Eleven of 13 ACC squads invited to the NCAAs over the past two seasons reached the Sweet 16. That was with meritorious Syracuse sitting out in 2015 and Louisville voluntarily sidelined in 2016, both due to NCAA rules violations.

Seven of 16 teams in the Elite Eight (43.8 percent) in 2015 and 2016 came from the ACC. Three reached the Final Four, among them NCAA champ Duke in 2015 and Syracuse last year, when the Orange finished tied for ninth in the conference.

Experienced captains

UNC started the ’16 season top-ranked, the 19th ACC team so honored, and finished in the national championship game. Duke, No. 1 to begin this season, is even more highly regarded. In fact, the Blue Devils are this year’s magnet for foolish talk of going undefeated. We’ve seen more improbable outcomes lately in and outside sports, but that’s a bit much.

Even if the ball bounces Duke’s way, it doesn’t take a long memory to recall those pesky twists of fate that can unexpectedly hobble a team, like last year’s early injuries to the Blue Devils’ Amile Jefferson and N.C. State’s Terry Henderson.

The ’16 Devils, ranked fifth when the season began, finished 19th and expired in the Sweet 16. This year Coach K’s NBA Nursery is uncommonly rich in first-year talent, not only serving as a buffer against ill-fortune but attracting the admiration of prognosticators the way a dancing string mesmerizes a cat.

Yet what really makes Duke tough is a core of experienced team captains – Jefferson, Matt Jones, Grayson Allen – who under-gird the teen contingent. Depth is good, but experienced depth is better. Duke has both.

One way to get a quick read on the ACC this season is to look for experience. Six teams boast a trio of returning upper-class starters – Clemson, Duke, North Carolina, Notre Dame, Virginia and Virginia Tech. Duke, UNC and UVa started the year ranked in the AP top 10.

Upward mobility

Three veteran-laden squads retained players who led in scoring and one other key statistical category: Clemson with Jaron Blossomgame (18.7 points, 6.7 rebounds), the Devils with Allen (21.6 points, 3.5 assists) and the Hokies with Zach LeDay (15.5 points, 7.9 rebounds).

Allen and Blossomgame were the top vote-getters on the preseason All-ACC team and led for honors as league player of the year. On the other hand, LeDay, the ACC’s No. 3 returning rebounder and fifth-best holdover scorer, eluded notice. So, for that matter, did the team for which LeDay plays.

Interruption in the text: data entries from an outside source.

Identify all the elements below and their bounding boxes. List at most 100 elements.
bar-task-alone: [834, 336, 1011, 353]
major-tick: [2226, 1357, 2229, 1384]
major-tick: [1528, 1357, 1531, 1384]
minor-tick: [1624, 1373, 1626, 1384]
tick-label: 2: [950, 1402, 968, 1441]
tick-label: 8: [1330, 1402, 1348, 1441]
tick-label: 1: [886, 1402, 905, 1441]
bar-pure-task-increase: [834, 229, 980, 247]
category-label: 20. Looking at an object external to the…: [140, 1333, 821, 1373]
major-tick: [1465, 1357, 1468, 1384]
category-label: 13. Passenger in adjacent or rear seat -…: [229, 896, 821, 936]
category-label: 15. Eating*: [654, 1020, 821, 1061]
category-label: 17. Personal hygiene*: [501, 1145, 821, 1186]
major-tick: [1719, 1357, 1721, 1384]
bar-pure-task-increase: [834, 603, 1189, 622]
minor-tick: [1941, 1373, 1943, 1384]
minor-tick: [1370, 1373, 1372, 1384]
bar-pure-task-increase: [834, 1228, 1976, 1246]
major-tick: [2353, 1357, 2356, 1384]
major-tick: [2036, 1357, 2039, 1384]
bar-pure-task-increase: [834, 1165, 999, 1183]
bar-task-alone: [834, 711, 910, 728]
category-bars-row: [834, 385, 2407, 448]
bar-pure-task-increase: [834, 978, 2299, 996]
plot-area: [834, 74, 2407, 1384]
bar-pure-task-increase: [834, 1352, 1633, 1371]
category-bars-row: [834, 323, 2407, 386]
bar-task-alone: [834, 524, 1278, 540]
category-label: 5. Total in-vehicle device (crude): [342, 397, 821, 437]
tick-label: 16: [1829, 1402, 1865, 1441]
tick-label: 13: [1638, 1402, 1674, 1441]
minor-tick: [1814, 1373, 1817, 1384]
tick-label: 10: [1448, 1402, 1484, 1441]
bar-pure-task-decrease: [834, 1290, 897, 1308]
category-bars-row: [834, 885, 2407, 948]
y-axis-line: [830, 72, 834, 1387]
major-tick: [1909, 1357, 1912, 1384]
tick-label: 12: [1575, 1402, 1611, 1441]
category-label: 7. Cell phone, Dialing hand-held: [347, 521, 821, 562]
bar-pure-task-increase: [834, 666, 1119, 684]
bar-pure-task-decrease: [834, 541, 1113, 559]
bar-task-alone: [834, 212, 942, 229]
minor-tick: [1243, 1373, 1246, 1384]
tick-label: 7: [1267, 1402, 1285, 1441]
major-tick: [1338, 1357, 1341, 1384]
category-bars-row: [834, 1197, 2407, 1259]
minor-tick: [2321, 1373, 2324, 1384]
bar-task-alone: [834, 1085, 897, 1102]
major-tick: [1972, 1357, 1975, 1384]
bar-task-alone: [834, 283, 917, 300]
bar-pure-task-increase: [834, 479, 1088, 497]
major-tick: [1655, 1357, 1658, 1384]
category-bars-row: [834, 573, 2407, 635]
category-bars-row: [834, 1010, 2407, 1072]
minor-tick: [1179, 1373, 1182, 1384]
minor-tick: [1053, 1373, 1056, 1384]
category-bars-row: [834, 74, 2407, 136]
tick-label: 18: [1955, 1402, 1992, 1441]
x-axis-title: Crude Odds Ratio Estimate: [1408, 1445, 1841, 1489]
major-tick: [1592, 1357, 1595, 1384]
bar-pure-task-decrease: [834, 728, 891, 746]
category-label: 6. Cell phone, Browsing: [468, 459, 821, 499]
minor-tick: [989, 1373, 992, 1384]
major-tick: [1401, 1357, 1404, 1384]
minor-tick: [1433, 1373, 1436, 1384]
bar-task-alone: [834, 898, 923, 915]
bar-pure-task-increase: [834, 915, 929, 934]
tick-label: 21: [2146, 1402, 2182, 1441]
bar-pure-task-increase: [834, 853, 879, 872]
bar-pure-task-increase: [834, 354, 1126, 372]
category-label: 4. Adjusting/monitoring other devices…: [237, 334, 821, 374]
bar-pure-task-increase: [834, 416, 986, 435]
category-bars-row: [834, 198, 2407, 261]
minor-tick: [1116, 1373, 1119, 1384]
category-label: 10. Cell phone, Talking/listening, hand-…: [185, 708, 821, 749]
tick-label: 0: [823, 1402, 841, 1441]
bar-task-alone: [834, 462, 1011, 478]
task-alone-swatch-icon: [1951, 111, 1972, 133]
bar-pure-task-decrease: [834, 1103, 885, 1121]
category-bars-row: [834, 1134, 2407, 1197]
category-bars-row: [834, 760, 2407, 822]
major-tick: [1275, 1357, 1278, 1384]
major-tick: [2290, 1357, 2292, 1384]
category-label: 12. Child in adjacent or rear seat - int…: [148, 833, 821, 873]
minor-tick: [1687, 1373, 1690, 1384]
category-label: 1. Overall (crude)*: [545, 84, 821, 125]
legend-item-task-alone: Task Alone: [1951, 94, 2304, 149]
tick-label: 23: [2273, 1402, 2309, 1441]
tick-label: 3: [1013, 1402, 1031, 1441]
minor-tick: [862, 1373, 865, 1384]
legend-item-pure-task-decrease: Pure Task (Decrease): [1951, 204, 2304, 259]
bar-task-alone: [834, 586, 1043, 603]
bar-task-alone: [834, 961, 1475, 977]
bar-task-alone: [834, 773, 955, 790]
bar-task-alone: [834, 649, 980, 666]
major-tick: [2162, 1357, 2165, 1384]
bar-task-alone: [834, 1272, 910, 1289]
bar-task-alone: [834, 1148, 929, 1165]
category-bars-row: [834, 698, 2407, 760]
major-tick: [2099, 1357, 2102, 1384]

Both Virginia Tech and Clemson finished 10-8 in the ACC last season, tying for seventh. Yet the Hokies, resurgent after three consecutive last-place finishes, were picked 10th by the media in 2016-17. The Tigers, who’ve flirted with .500 ACC finishes in seven of the last eight seasons, were tabbed for 11th.

In part the predictions reflect a lack of imagination by the pack of pickers. But disregard for the league’s non-traditional powers also underscores the increase in weighty programs suppressing upward mobility. Once a school falls off the pace in the newly bolstered ACC, the odds shift against recovery. Buoyed by the arrival of their current coaches, only Miami, N.C. State and Virginia recently escaped also-ran status and maintain a high competitive level.

Meanwhile, Boston College had one winning record and three coaches over the past seven seasons. Georgia Tech, in the Final Four as recently as 2004, had four winning seasons and three coaches in the 11 years since. Wake Forest enjoyed a single winning record since 2011. Virginia Tech had three coaches and one winning ACC record in the past half-decade.

Last year’s top six teams were 34-5 against the bottom five. Strivers navigating ACC waters must now row that much harder, or risk being swamped entirely by the big boys’ celebrated passage.